The outspoken chef has delivered the spray as part of his “hamburger manifesto” for Lucky Peach, the food website and magazine he founded in 2011.
And he should know a thing or two about burgers in Australia, having opened Momofuku Seiobo at Sydney’s The Star in 2011.
Chang reveals he doesn’t like salad on a burger, and they should only feature American cheese because it was “invented for the hamburger. People talk about it being processed and artificial and not real cheese—you know what makes it real? When you put it on a hamburger.”
And while he loves New York’s famed Shake Shack and California’s In-N-Out, his favourite in the chain White Castle, America’s first fast-food hamburger chain, which began in Kansas in 1921 and now has 400 restaurants in 12 states.
But, Chang says it’s boring to talk about burgers you like – what you don’t like is “meatier”.
Which brings him to Australia. He doesn’t hold back, saying.
You know who fucks up burgers more than anyone else in the world? Australians. Australia has no idea what a burger is. They put a fried egg on their burger. They put canned beetroot on it, like a wedge of it. I am not joking you. This is how they eat their burger.
But the chef redeems himself with a side note that says “There are a few notable exceptions to this, like Mary’s in Newtown. Australians: I love your country and I love your food, even if your burgers are mostly terrible.”
Now Chang has a point. Business Insider Australia remembers freaking Canadian chef Gita Seaton, who owns Nouveau Palais in Montreal, a classic diner serving hush puppies – a corn donut – and burgers, when we explained that Australians like tinned pineapple on burgers with the lot.
And not putting tinned beetroot on your burger is an UnAustralian Activities Committee notifiable offence, but as US-born Gregory Llewellyn, chef at Sydney’s Hartsyard told Business Insiders, Australians are what were are.
“You burn the shit out of sausages, too, but that’s OK. You just become immune to it and I love every bit of it,” he said.
When Llewellyn moved to Australia five years ago, he felt a bit of culture shock, “but you have to learn to embrace things”.
At Hartsyard he serves classic Southern food, such as oyster po’ boys, fried green tomatoes and collard greens, as well as making a cross-border raid to serve Canada’s culinary highlight – poutine, a combination of fried chips, cheese curd and gravy.
The chef thinks the nation’s old-school milkbars and places like Deans Diner in Newtown, as well as Mary’s, do it burgers well, but says “pineapple is almost alien on a burger”.

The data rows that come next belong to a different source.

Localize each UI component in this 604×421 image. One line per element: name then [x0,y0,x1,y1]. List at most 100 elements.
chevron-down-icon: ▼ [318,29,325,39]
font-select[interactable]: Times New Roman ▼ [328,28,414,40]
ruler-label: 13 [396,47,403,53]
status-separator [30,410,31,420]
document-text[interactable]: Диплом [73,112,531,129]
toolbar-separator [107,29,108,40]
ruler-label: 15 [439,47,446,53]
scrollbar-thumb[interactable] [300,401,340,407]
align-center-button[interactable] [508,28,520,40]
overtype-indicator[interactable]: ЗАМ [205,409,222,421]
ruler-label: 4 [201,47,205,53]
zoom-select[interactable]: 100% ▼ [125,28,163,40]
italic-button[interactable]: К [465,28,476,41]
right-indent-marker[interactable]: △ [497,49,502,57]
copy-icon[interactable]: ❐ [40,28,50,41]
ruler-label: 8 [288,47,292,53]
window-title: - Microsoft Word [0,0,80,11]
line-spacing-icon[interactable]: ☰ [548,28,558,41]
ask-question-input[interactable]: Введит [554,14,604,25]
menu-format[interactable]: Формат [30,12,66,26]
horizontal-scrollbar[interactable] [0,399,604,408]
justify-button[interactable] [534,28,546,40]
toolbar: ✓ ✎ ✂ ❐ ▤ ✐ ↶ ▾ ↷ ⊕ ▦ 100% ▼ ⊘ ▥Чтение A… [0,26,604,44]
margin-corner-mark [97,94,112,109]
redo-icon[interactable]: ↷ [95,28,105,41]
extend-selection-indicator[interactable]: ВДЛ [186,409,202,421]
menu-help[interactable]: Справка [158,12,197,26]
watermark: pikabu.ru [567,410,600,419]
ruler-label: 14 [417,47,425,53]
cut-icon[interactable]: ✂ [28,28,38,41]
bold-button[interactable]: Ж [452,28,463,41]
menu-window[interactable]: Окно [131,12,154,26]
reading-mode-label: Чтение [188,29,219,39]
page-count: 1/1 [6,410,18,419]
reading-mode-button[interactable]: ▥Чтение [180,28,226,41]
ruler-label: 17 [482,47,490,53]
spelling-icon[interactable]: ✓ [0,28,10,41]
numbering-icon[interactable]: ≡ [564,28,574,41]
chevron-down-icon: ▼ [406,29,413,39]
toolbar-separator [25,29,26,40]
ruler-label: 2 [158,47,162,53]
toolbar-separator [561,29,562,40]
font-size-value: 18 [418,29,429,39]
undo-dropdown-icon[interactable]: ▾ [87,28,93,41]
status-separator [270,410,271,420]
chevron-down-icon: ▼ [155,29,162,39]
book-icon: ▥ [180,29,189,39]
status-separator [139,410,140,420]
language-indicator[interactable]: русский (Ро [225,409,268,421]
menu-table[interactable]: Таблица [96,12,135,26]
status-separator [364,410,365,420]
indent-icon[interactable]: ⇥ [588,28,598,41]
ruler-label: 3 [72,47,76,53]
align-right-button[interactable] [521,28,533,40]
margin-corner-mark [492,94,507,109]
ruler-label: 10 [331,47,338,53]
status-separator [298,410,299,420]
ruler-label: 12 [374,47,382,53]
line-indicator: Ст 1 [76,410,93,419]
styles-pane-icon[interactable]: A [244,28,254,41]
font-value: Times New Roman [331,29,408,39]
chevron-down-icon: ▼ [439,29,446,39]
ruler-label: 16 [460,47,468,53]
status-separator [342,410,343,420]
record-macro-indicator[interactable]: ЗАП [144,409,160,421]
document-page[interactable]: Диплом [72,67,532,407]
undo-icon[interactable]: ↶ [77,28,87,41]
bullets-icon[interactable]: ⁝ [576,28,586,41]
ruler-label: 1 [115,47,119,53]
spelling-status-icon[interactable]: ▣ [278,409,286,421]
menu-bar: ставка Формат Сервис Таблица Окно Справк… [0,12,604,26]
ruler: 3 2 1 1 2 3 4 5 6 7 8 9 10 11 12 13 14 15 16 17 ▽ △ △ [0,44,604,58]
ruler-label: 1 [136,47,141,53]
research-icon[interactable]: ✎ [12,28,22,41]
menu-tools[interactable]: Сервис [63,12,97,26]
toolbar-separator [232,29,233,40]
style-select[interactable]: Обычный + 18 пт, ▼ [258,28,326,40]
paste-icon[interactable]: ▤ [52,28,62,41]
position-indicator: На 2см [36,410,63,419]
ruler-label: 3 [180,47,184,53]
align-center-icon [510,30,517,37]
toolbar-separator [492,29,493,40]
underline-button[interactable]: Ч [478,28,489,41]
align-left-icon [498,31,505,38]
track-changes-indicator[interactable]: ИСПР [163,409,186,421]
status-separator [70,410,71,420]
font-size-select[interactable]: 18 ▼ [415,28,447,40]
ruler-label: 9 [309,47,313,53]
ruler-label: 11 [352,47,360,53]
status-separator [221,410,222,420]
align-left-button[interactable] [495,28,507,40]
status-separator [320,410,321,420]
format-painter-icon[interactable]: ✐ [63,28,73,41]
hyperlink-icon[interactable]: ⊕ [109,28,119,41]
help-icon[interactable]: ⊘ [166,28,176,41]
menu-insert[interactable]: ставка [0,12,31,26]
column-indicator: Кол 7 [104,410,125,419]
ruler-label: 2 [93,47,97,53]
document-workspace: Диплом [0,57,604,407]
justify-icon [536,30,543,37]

“The egg I embraced, but it’s gotta be fried to the bejesus, no runny yolk,” is his advice. The problem, in his view, is that the garnish-to-patty ratio “is way out of proportion” on Australian burgers.
He’s only had an Australian hamburger with the lot once: “It was big. It was a mess. You’ve got to eat it with a fork and a knife, but there’s a beauty about that. It’s all food groups.”
And perhaps the amateur, almost home-made quality is part of the appeal to Australians, who’ve now been chowing down on McDonalds for more than 40 years.
“Burgers are hard to make at home so they taste like when you’re eating out, but you can definitely replicate the iconic Australian hamburger at home,” Llewellyn says.
He describes his first time at Shake Shack as a “life-changing experience”, but confesses that if he had to choose a favourite, then “I do love a McDonald’s double cheese burger. So good. It’s one of the most perfectly seasoned things on earth.”
As David Chang concludes his rant, the whole point is “do as I say, not as I do”.
“When you catch me eating one of these kinds of burgers that I have spoken against, please know that I am the ultimate hypocrite and that I am probably enjoying the shit out of it. Hamburgers are pretty much all good,” he concludes.
On that fact, everyone, no matter where you live, will agree.